May 24, 2024

Political Disputes Cloud Portuguese Bailout Talk

LISBON — International creditors started discussing the terms of a bailout for Portugal on Tuesday amid concerns that their initial challenge would be to sort out the country’s political disputes rather than its financial situation.

The negotiators will seek to persuade feuding political parties to bury differences that have intensified in the buildup to a general election on June 5, which was called because of a parliamentary standoff over how to clean up the Portuguese government’s finances.

The creditors are expected to negotiate an assistance program for Portugal worth about 80 billion euros, or $116 billion, that is both broader and more stringent than a package of austerity measures that lawmakers rejected last month.

The rejection led to the resignation of Prime Minister José Sócrates, who remains at the helm of a caretaker Socialist government until the general election.

Officials from the European Commission, the European Central Bank and the International Monetary Fund will also want the terms of such a program to be endorsed by Portuguese opposition parties to ensure that a deal remains binding whatever the outcome of the June 5 vote.

Despite the political wrangling in Lisbon, analysts suggested that Portugal could not afford to delay a bailout deal beyond mid-May, the deadline set by European Union finance ministers last week.

“Political divisions are likely to keep weighing on the drafting of the program,” Tullia Bucco, an economist at UniCredit, wrote in a research report. “But the involvement of I.M.F. and E.U. officials should help ease potential tensions and forge a consensus on the needed measures.”

The bailout talks in Lisbon this week are expected to start with a technical assessment of Portugal’s finances, including the accounts of its banking sector.

To add to the uncertainty, the election might not produce a clear-cut outcome. The main opposition Social Democratic Party is expected to win, but without an absolute majority. The most recent opinion poll, released last week and carried out by the Catholic University of Portugal, showed Mr. Sócrates and his Socialist party narrowing the gap — an outcome that raised the possibility of a hung Parliament.

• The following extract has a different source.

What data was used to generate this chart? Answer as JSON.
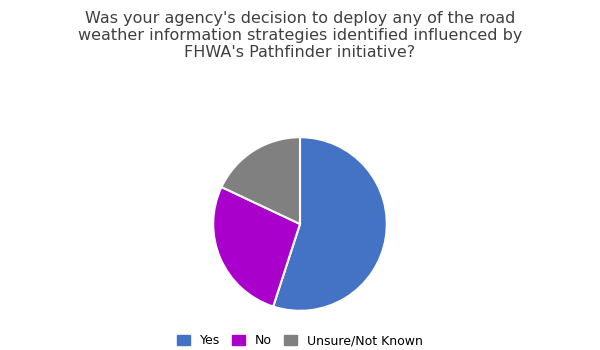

“Nobody looking at Portugal’s economic and political prospects should rule out Sócrates at this stage, because he has certainly not lost as much support as one might expect in this crisis and is at his strongest when campaigning,” said Cristina Casalinho, chief economist of BPI, a Portuguese bank.

Tough conditions set by international creditors could set off more social unrest and raise protectionist sentiment, playing into the hands of far-left politicians, led by the Communists, who arguably remain more powerful in Portugal than anywhere else in Western Europe.

This week, leftist groups started erecting billboards around Lisbon condemning an anticipated demand by creditors for more privatizations, under the slogan that “With the I.M.F., the one who pays is you.”

Portugal is following Greece and Ireland in requiring international assistance. The concern in Portugal is that tough bailout terms will leave the country with crippling repayment obligations that the country cannot count on economic growth to help it meet. The monetary fund projects that Portugal will remain in recession until 2012.

Political feuding in Lisbon has kept Portugal’s debt yields close to record highs since the rescue request last week. The yield on 10-year Portuguese bonds rose one basis point, or one hundredth of a percentage point, to 8.411 percent on Tuesday.

Portugal’s woes are being watched in Spain, a much larger euro zone economy that has also been in investors’ firing line because of its budget deficit and troubled banking sector. Spain’s borrowing terms have improved in recent weeks, however, after the central government met its 2010 deficit target. The yield on 10-year Spanish bonds fell 5 basis points Tuesday to 5.165 percent.

In a further vote of confidence, the Chinese prime minister, Wen Jiabao, said Tuesday that China would continue buying Spanish bonds, after recently buying about 6 billion euros. His comments followed a meeting in Beijing with Prime Minister José Luis Rodríguez Zapatero.

Having resisted for months the idea of a bailout, the Portuguese authorities now insist some of the rescue financing must be delivered by June. The Portuguese Treasury had a cash balance of 3.3 billion euros at the end of March, which it subsequently strengthened by selling some additional debt — although at high interest rates — to meet 4.5 billion euros in repayments due Friday.

Portugal next faces repayment obligations of about 7 billion euros in June, its toughest refinancing hurdle of the year.